The 1893 Shamrock, built by the Mimna Brothers, is Canada's second oldest registered car and first internal combustion engine. The oldest car in Canada is the 1867 Henry Seth Taylor Steam Buggy built in Stanstead, Quebec.

History
William Mimna and his brother Charles were stonemasons who lived in the small town of Wardsville, located on the Thames River, north of Chatham, Ontario. The brothers began a quest to build their own automobile in 1893. William worked on the car in Wardsville, Ontario for many years on his own without much help from anyone else. In 1904 he finally finished his vehicle, and some speculation has been put into the year the vehicle should be placed in. However one Wardsville resident remembers the vehicle in its early years back in 1893, and thus the vehicle has been dated to that year.

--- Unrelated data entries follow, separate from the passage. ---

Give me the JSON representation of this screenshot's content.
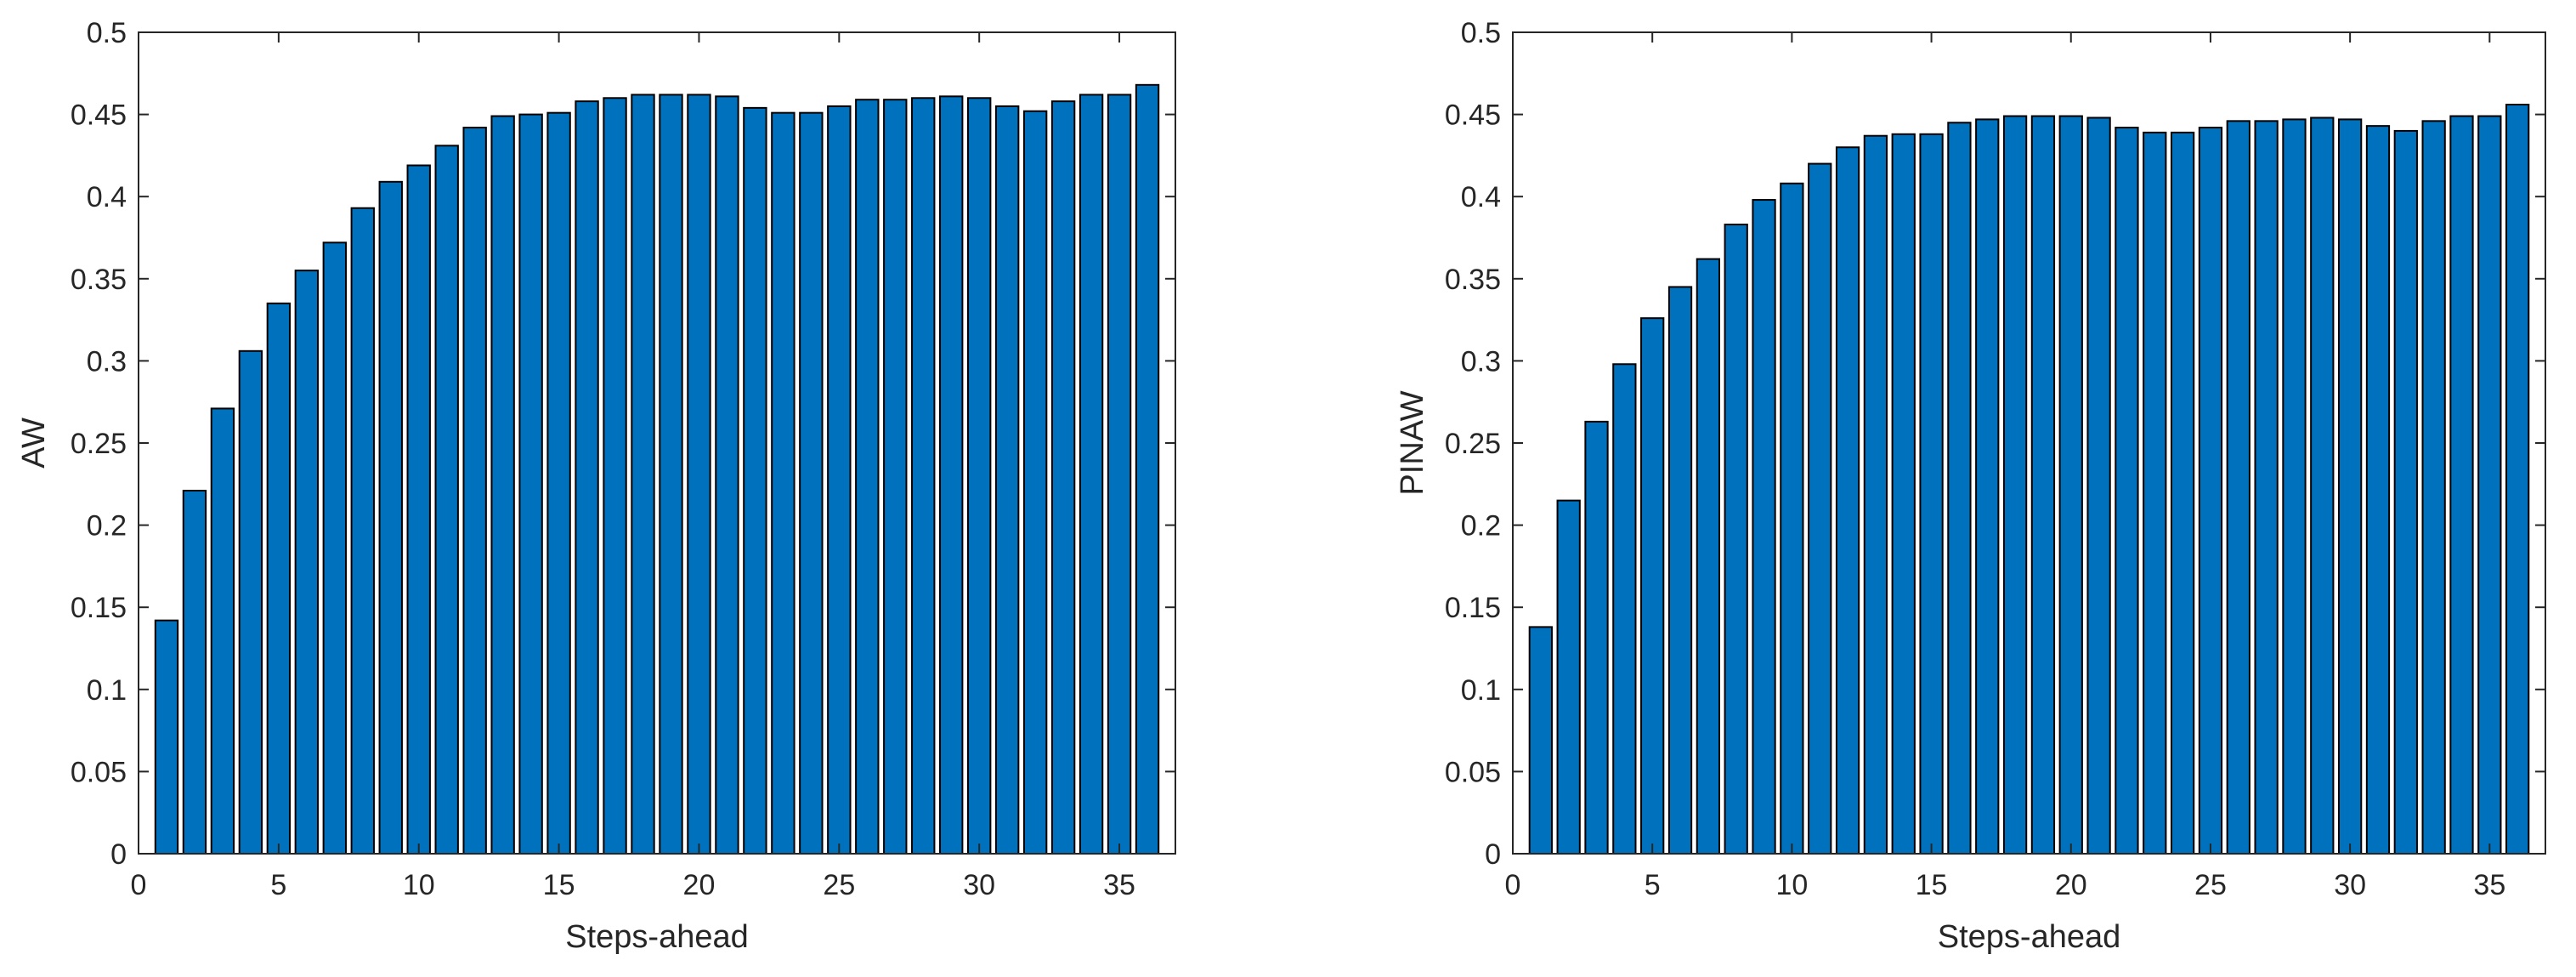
{
  "colors": {
    "bar_fill": "#0072BD",
    "bar_edge": "#000000",
    "axis": "#262626",
    "background": "#ffffff"
  },
  "chart_data": [
    {
      "type": "bar",
      "title": "",
      "xlabel": "Steps-ahead",
      "ylabel": "AW",
      "xlim": [
        0,
        37
      ],
      "ylim": [
        0,
        0.5
      ],
      "xticks": [
        0,
        5,
        10,
        15,
        20,
        25,
        30,
        35
      ],
      "yticks": [
        0,
        0.05,
        0.1,
        0.15,
        0.2,
        0.25,
        0.3,
        0.35,
        0.4,
        0.45,
        0.5
      ],
      "xtick_labels": [
        "0",
        "5",
        "10",
        "15",
        "20",
        "25",
        "30",
        "35"
      ],
      "ytick_labels": [
        "0",
        "0.05",
        "0.1",
        "0.15",
        "0.2",
        "0.25",
        "0.3",
        "0.35",
        "0.4",
        "0.45",
        "0.5"
      ],
      "grid": false,
      "x": [
        1,
        2,
        3,
        4,
        5,
        6,
        7,
        8,
        9,
        10,
        11,
        12,
        13,
        14,
        15,
        16,
        17,
        18,
        19,
        20,
        21,
        22,
        23,
        24,
        25,
        26,
        27,
        28,
        29,
        30,
        31,
        32,
        33,
        34,
        35,
        36
      ],
      "values": [
        0.142,
        0.221,
        0.271,
        0.306,
        0.335,
        0.355,
        0.372,
        0.393,
        0.409,
        0.419,
        0.431,
        0.442,
        0.449,
        0.45,
        0.451,
        0.458,
        0.46,
        0.462,
        0.462,
        0.462,
        0.461,
        0.454,
        0.451,
        0.451,
        0.455,
        0.459,
        0.459,
        0.46,
        0.461,
        0.46,
        0.455,
        0.452,
        0.458,
        0.462,
        0.462,
        0.468
      ]
    },
    {
      "type": "bar",
      "title": "",
      "xlabel": "Steps-ahead",
      "ylabel": "PINAW",
      "xlim": [
        0,
        37
      ],
      "ylim": [
        0,
        0.5
      ],
      "xticks": [
        0,
        5,
        10,
        15,
        20,
        25,
        30,
        35
      ],
      "yticks": [
        0,
        0.05,
        0.1,
        0.15,
        0.2,
        0.25,
        0.3,
        0.35,
        0.4,
        0.45,
        0.5
      ],
      "xtick_labels": [
        "0",
        "5",
        "10",
        "15",
        "20",
        "25",
        "30",
        "35"
      ],
      "ytick_labels": [
        "0",
        "0.05",
        "0.1",
        "0.15",
        "0.2",
        "0.25",
        "0.3",
        "0.35",
        "0.4",
        "0.45",
        "0.5"
      ],
      "grid": false,
      "x": [
        1,
        2,
        3,
        4,
        5,
        6,
        7,
        8,
        9,
        10,
        11,
        12,
        13,
        14,
        15,
        16,
        17,
        18,
        19,
        20,
        21,
        22,
        23,
        24,
        25,
        26,
        27,
        28,
        29,
        30,
        31,
        32,
        33,
        34,
        35,
        36
      ],
      "values": [
        0.138,
        0.215,
        0.263,
        0.298,
        0.326,
        0.345,
        0.362,
        0.383,
        0.398,
        0.408,
        0.42,
        0.43,
        0.437,
        0.438,
        0.438,
        0.445,
        0.447,
        0.449,
        0.449,
        0.449,
        0.448,
        0.442,
        0.439,
        0.439,
        0.442,
        0.446,
        0.446,
        0.447,
        0.448,
        0.447,
        0.443,
        0.44,
        0.446,
        0.449,
        0.449,
        0.456
      ]
    }
  ]
}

The making of the car was originally inspired by steam locomotives, however William decided that gas-powered engines was going to rule the day in transportation so this is what he built. The car ran on one cylinder, put together from whatever parts the two brothers could find in Montreal, Hamilton, Toronto and Detroit, Michigan. Instead of a transmission the Shamrock had a system of belts and clutches helping it to run. The vehicle was named Shamrock the First, and without being aware of it the Mimna Brothers became a part of Canadian history.

Problems and competition from Henry Ford
Canada's first registered car and first internal combustion engine vehicle was not exactly successful however. The vehicle was unable to climb hills with its homemade engine, so the brothers decided to replace their engine with a French one, in hopes that it would have more power and be more efficient. However this did not help as the vehicle still would not climb hills or exceed 10 miles per hour, on level ground. In 1910, six years after completing the car, the brothers made some improvements by adding pneumatic tires and a steering wheel. By this time however Henry Ford was already mass-producing his own vehicle in Detroit. In 1893 Ford was promoted at the Edison Illuminating Company in Detroit to Chief Engineer giving him the time and money to devote his time to the creation and mass manufacturing of the automobile.

In 1914, the brothers had a renewed interest in the vehicle and built Shamrock the Second, from stock parts from other cars. This car was built exactly the same as the First but was faster. This speed was not such a positive thing however, especially with the lack of a proper braking system. William hit a cow in his hometown, and the car was thus totalled and never salvaged.

Today Shamrock the First rests at the Canadian Transportation Museum and Heritage Village, where it still runs. This museum is located in Kingsville, Ontario, just outside the Detroit-Windsor border, and is home to over 60 vehicles, covering all forms of Canadian automotive history.